Earnings per Share has increased by $4.03 to $25.72, which is likely to be reflected in an increase in the share price, that is, assuming that holders would want to part with their shares, the price of which skyrocketed last year shortly after Business Page had opined that the market was grossly undervaluing the shares.

Return on assets measured by profit before tax as a percentage of total assets is a staggering 139 per cent, compared with 8.3% for the group companies. But annual earnings to full-time employees (now down to 13 from 16), is also quite impressive averaging $3.5M per employee, up from $2.7M in 2002. With no disclosure of remuneration to key management personnel as required by IAS 24, no further analysis is available for shareholders. Does BAT support this as well?

Regulatory framework

As they did when they published the company's half-yearly report as required by the Securities Industry Act, the directors did not even acknowledge the existence of the Securities Council or the draft Guidelines on Corporate Governance published by the council with which it is more non-compliant than not. This is truly regrettable behaviour by an international company which would not dare to behave so cavalierly in its home country, as is obvious from BAT's Annual Report available on the web. Unfortunately, Demtoco is not the only Guyana company to reflect such a dismissive attitude in relation to the Securities Council, and unless that body begins to show that it means business, it will soon earn the type of reputation which the Office of the Registrar of Companies has.
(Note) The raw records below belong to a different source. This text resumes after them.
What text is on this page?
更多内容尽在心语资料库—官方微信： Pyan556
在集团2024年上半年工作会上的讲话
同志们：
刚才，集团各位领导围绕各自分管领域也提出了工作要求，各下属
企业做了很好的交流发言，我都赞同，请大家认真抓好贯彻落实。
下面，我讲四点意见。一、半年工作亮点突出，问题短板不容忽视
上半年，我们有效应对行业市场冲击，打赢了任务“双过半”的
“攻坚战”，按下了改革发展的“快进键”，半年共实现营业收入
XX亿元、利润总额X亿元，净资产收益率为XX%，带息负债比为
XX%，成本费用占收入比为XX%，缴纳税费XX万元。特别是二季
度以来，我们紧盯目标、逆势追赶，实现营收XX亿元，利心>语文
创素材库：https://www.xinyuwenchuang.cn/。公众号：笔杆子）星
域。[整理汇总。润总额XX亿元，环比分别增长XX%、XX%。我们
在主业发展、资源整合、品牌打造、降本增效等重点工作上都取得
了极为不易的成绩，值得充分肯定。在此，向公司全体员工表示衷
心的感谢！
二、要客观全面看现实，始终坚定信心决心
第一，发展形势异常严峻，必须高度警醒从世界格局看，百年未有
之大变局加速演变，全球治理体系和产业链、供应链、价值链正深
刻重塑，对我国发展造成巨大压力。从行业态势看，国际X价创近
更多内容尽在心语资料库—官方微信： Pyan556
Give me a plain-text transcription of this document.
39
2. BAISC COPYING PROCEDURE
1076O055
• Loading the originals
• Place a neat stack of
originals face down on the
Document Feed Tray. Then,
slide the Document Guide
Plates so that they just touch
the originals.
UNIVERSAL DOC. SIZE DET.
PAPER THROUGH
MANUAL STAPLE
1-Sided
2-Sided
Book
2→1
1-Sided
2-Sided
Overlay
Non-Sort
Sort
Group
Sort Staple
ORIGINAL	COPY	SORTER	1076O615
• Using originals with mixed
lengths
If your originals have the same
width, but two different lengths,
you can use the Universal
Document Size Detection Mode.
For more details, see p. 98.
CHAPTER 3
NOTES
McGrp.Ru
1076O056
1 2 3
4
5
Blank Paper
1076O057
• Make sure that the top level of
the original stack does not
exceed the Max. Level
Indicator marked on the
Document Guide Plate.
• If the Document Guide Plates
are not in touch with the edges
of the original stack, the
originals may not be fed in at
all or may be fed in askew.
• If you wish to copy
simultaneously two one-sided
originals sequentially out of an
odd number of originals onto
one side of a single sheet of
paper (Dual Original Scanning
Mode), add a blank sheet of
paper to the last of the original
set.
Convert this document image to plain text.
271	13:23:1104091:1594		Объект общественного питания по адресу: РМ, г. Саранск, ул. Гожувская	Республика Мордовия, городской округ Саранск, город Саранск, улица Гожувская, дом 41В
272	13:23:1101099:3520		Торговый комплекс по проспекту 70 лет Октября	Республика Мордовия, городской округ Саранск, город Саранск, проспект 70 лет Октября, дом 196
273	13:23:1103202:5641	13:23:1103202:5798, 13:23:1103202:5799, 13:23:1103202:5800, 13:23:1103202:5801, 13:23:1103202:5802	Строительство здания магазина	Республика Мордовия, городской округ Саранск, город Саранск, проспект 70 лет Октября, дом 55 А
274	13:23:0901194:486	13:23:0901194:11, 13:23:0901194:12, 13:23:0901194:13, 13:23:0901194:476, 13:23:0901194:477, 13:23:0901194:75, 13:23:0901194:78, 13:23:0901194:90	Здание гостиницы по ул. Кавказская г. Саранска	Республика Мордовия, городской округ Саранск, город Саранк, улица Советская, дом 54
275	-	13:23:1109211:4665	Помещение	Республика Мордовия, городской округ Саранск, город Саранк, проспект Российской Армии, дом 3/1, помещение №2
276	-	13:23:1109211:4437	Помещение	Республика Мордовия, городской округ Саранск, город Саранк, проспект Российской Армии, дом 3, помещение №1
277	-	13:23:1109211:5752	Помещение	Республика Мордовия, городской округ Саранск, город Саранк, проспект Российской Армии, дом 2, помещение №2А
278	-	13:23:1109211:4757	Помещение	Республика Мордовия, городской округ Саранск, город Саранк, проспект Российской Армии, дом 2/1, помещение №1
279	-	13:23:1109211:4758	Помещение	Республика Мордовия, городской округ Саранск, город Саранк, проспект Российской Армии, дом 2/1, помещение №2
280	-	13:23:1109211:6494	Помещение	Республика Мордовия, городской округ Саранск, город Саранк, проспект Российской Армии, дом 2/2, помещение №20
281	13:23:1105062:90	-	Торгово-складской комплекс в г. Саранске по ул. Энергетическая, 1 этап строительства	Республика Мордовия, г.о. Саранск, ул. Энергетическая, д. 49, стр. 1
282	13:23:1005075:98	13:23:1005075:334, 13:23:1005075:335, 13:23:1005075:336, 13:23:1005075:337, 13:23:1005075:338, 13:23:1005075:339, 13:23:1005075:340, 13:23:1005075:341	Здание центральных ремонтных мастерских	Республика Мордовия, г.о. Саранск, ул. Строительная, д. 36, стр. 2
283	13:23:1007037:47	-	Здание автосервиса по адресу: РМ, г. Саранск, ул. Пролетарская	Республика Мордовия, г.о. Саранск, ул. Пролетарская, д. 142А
Is it this type of carelessness that allows the company to describe a "substantial shareholder" as one with 10% rather than 5 per cent, or permit it to ignore the requirement for disclosure of summary particulars of any contracts of significance between the company and related companies?

Conclusion

Once again, the increasing profitability earned by the company and the 98% market share raise questions about the competition from smuggling. Duty and excise tax paid by the company averages less than 50% of cost of sales, and there is clearly a matter for tax policy-makers here. This column noted last year that cigarettes are as susceptible if not more, to smuggling as say fuel, refrigerators, stoves, etc, yet we appear unable to control the smuggling of those commodities while doing so successfully with cigarettes.

Demtoco is now indisputably the most successful company in Guyana. The group must feel vindicated about its decision to move from manufacturing to trading. The industry does contribute a substantial sum to the national coffers, but there are serious health costs to be borne by the country, citizens and consumers. The bulk of the company's profits are not compensating the nation which has to bear the cost of smoking's consequences. The company is managed in some ways like the Bookers of old, one standard for the colonizers and another for the colony.

Can and how does Guyana resolve such a dilemma?